Maroc : «hub de production cinématographique certifié»

 

Discussion au long cours avec Said Andam, directeur de la Commission du film chargée de la promotion des tournages des films à Ouarzazate.

Propos receuillis par : R.K.Houdaifa

 

Finances News Hebdo : Pourquoi Ouarzazate attire-telle tant les tournages de films étrangers ?

Said Andam : La région de Ouarzazate a toujours été un bastion du cinéma marocain tant estimé par les réalisateurs de films en particulier étrangers. Plusieurs atouts confortent cette position de leader : La disponibilité des studios de tournages (trois Studios à savoir : Oasis, Atlas et CLA Studios fournissant une infrastructure logistique moderne); les moyens humains (figurants à diversité ethnique et artisans qualifiés, techniciens bien formés); climatologie (diversité des paysages, soleil généreux et lumière exceptionnelle); des coûts de production inférieurs de 50% à ceux pratiqués aux États-Unis; mesures d’incitation et d’accompagnement (Facilité d'importation temporaire des armes et des munitions utilisées pour les films d’action, exonération de la TVA pour tous les biens et services acquis au Maroc, le dédouanement du matériel de tournage est assuré dans la journée, les visas de tournage délivrés via le  Centre cinématographique marocain (CCM) sont obtenus en un temps record); plateforme d’accueil (Aéroport international pour faciliter la desserte aérienne et une multitude d’unités hôtelières et structures d’accueil); structures de formation (Faculté Polydisciplinaire et Institut de formation aux métiers du cinéma).

 

 

F. N. H : Depuis 2014, nous constatons une hausse du nombre de projets de tournage. Les productions étrangères se déversent à flots sur Ouarzazate. Comment pourriez-vous l’expliquer ?

S. A. : L’explication relève d’une logique toute simple. Il s’agit de la déclinaison de la stratégie nationale en termes de promotion de la production cinématographique notamment dans son volet à l’international.

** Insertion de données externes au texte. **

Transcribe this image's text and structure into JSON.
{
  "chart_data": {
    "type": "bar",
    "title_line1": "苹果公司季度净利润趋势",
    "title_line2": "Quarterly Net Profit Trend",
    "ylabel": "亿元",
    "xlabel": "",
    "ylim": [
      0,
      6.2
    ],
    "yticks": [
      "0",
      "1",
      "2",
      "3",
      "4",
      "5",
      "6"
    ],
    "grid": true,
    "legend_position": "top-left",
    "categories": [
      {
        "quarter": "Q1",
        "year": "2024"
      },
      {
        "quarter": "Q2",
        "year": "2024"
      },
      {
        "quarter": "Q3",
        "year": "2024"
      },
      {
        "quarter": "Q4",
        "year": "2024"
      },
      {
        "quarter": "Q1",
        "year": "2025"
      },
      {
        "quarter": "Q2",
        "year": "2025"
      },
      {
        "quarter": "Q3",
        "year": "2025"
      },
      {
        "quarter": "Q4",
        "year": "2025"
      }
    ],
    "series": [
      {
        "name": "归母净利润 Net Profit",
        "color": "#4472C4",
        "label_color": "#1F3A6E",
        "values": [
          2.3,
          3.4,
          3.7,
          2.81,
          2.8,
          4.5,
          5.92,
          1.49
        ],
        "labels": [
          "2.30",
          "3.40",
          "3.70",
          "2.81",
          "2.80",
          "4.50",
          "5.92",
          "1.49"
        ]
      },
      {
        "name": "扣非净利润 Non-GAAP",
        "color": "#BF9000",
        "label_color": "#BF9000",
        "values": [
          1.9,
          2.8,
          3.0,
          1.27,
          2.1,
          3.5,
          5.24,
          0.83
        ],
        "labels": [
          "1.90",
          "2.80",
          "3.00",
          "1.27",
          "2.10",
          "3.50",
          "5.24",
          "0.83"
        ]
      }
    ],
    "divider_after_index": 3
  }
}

Globalement, le Maroc dont notre région, bénéficie des effets de sa stabilité politique, l’engagement de l’Etat et de l’administration pour soutenir l’accueil des tournages, la variété des sites de tournage, et l’expertise des assistants de production.

Ouarzazate, en position de locomotive de développement de la production cinématographique a su, également, tirer profit de la signature des différents traités de co-production.

Cet engouement est conforté par la subvention d’investissement de tournage de 20% pour les étrangers, entrée en vigueur en octobre 2017 dont les productions américaines ont eu une part conséquente du gâteau.

 

F. N. H : Ceci rapporte-t-il plus en termes de recettes ?

S. A. : Pour la région, l'enjeu est donc considérable. Plus de quatre-vingt-dix mille personnes - artisans, figurants, techniciens, hôteliers, commerçants - vivent de cette manne.

Le tournage des productions étrangères génère annuellement un chiffre d'affaires de plusieurs millions de dollars et crée des milliers d’emplois.

 

 

F. N. H : Comment assurer la continuité de la dynamique opérée depuis 2015 ?

S. A. : La question renvoie sans conteste au contexte actuel marqué par l’avènement de la crise sanitaire. Ainsi, parmi nos objectifs, c’est d’encourager davantage les producteurs marocains à venir tourner à Ouarzazate. Dans ce sens, dans le cadre du raccommodage de la demande, la création d’un fonds régional servira à attirer les productions nationales à filmer leurs projets dans la région de Ouarzazate.

L’objectif d’une telle action étant de permettre une meilleure relance de tout l’écosystème en rapport avec le secteur cinématographique (Hôtellerie, restauration, location de voitures, location de matériel...) et garantir l’emploi des travailleurs dans le domaine (Techniciens, figurations, acteurs). L’effet souhaité reste la promotion touristique interne de la région de Ouarzazate à travers les projets nationaux.

 

F. N. H : En 2016, l'acteur de la série Prison Break a été victime d'un accident survenu lors du tournage de la saison 5, à Ouarzazate. Pour être soigné, il a été transféré à Casablanca dans un hélicoptère par Fox Production. Dominic Purcell a fustigé à travers une interview pour le magazine américain Deadline, l’état lamentable (pis encore, le manque) des infrastructures sanitaires à Ouarzazate et région… racontez-nous.

S. A. : A cette époque, le constat était flagrant surtout en termes de manque d’infrastructures sanitaires. L’acteur était en droit de reprendre le déroulement de l’incident. L’issue d’un transfert immédiat de l’acteur était la solution ultime offerte aux équipes. Parallèlement, l’apprentissage fut immédiat faisant que l’industrie cinématographique est un ensemble complexe aux éléments variés en interaction dont le volet sanitaire est essentiel. Du chemin a été parcouru depuis.

 

F. N. H : Ouarzazate s’est dotée de la plus grande Centrale solaire au monde, mais pas d’installations dignes d’une ville où ont été tournées de grosses productions… À ce niveau aussi, il y a léthargie de l’État. Qu’en pensez-vous ?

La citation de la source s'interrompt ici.